Some examples of the latest data breaches:
- Heartbleed Bug: an estimated 500,000 of the Internet’s secure web servers certified by trusted authorities were believed to be vulnerable to the attack when the flaw was discovered. This leaves the door open for theft of the servers’ private log in data as well as users’ session cookies and passwords. For the mobile world, Android systems running 4.1.1 and Jelly beans are still said to be affected.
- Coca-Cola: a former employee stole 55 laptops containing unencrypted personal information on about 74,000 people.
- Snapchat: a security gap in January resulted in the phone numbers and usernames of up to 4.6 million accounts being downloaded by a website called SnapchatDB.info.
- Target: data breach of personal data, credit card data and encrypted PIN numbers from debit cards from more than 70 million consumers.

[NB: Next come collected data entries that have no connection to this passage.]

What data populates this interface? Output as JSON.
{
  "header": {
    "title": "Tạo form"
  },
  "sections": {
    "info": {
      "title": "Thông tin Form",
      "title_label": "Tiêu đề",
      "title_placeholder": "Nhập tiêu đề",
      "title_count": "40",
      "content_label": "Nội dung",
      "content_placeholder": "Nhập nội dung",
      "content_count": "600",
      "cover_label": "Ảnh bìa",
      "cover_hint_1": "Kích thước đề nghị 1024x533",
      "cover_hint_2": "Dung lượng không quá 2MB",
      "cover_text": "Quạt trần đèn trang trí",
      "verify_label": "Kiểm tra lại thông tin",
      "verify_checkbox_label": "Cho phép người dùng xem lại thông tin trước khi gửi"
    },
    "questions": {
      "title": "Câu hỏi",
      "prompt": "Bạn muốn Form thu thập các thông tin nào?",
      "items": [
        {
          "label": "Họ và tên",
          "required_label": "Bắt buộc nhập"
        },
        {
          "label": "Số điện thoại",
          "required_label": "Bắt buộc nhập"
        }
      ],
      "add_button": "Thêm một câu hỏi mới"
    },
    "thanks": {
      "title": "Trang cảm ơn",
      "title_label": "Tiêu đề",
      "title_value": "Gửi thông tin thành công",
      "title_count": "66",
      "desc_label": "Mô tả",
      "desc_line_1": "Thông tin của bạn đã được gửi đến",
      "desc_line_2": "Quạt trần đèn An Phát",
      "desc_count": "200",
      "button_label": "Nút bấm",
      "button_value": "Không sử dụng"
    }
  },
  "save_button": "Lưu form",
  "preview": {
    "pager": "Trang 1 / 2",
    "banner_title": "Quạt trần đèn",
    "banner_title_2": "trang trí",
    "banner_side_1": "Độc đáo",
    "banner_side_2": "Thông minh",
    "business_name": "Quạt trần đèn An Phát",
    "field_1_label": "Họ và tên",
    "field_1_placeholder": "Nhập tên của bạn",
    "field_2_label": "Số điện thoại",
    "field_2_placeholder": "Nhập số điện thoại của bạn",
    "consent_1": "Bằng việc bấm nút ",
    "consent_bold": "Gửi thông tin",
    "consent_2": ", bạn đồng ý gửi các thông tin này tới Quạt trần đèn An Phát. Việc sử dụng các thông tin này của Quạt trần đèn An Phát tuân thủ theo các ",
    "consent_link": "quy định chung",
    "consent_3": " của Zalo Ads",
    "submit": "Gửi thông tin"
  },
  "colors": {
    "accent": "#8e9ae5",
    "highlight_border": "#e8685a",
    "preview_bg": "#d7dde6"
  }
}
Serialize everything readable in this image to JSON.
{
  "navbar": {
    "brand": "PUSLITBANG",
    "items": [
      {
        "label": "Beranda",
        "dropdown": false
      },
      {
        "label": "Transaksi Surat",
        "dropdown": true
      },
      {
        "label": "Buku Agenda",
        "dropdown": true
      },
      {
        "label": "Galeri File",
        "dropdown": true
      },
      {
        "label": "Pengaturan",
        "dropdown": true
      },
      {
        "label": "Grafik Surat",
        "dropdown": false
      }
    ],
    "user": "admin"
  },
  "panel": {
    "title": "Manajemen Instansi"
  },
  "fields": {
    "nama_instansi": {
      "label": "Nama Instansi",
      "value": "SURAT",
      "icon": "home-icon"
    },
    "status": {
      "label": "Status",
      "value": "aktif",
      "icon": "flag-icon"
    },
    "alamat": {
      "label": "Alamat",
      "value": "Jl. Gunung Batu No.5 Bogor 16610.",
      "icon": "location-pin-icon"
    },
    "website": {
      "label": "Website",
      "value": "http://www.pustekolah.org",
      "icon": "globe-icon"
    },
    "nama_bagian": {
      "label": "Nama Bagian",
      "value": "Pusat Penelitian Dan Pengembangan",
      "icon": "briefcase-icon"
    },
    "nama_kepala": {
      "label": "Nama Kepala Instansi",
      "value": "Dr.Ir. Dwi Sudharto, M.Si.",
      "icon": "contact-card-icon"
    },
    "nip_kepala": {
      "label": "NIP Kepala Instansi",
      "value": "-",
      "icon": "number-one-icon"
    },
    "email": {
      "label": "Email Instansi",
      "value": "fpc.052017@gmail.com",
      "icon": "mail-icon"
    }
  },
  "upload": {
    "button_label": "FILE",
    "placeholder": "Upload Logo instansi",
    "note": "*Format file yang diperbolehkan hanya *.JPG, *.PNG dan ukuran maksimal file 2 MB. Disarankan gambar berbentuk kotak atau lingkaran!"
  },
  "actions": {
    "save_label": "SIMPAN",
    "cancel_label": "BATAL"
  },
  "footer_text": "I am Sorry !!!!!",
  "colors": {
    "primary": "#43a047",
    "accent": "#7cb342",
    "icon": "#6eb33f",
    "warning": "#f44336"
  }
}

- Adobe: nearly three million customer credit card records and login data for an undetermined number of Adobe user accounts were impacted by an attack.
- NSA: U.S. suffered what is regarded as one of worst leaks of classified material in its history. Booz Allen Hamilton IT contractor and infrastructure analyst Edward Snowden had access to and leaked classified materials to media outlets.
Data breach consequences:
- According to IBM Global Study on the Economic Impact of IT Risk conducted by Ponemon Institute
“Lost revenues, downtime and the cost of restoring systems can accrue at the rate of $50,000 per minute for a minor disruption.”
- According to Source: The economics of IT risk and reputation: What business continuity and IT security really mean to your organization, September 2013
“Estimated Reputation-Related Costs resulting from disruption to business or its operations over the next 24 months”:
- Minor: $20,929
- Moderate: $468,309
- Substantial: $5,274,523”
Apart from the financial implications of the above data breaches, one far-reaching consequence is that users are now becoming much more aware of the possible dangers of allowing their data to be accessed indiscriminately. Reluctance to allow access to their data will become a major concern for developers who need it to have a properly functioning app. However, steps can and must be taken to avoid a situation where users do not share any of their data for fear of misuse.
Below is our recommendation on what you should do to establish a relationship based on trust and providing a setting where your users feel comfortable sharing their data.
It is important to understand privacy and put in place appropriate legal and security measures. Understanding privacy matters linked to mobile application solutions will play in your favour and help you retain your customers.
By tackling privacy from the outset of the development of your app, you will gain customers’ trust more rapidly. We recommend you give your users the choice on whether or not to share their personal data as well as explaining the reasons for which the data is being collected.
Users should also be given the possibility to go back and change the permission status easily. The idea is not to overload users with pop-up notifications at each step of the process but rather, allowing them to be in control of their privacy without unnecessary complications. A great way to do so is by adding a wizard that will guide them upon first using the app which provides a demo on how to manage their data.
Moreover, by carrying out audits of your current application on a regular basis you will gain your current users’ trust. The impact of the latest breaches of personal data are raising awareness amongst customers who are becoming more demanding in regards to their privacy settings. We recommend you should lead proactively and adhere to the latest industry recommendations by adjusting your user journey accordingly.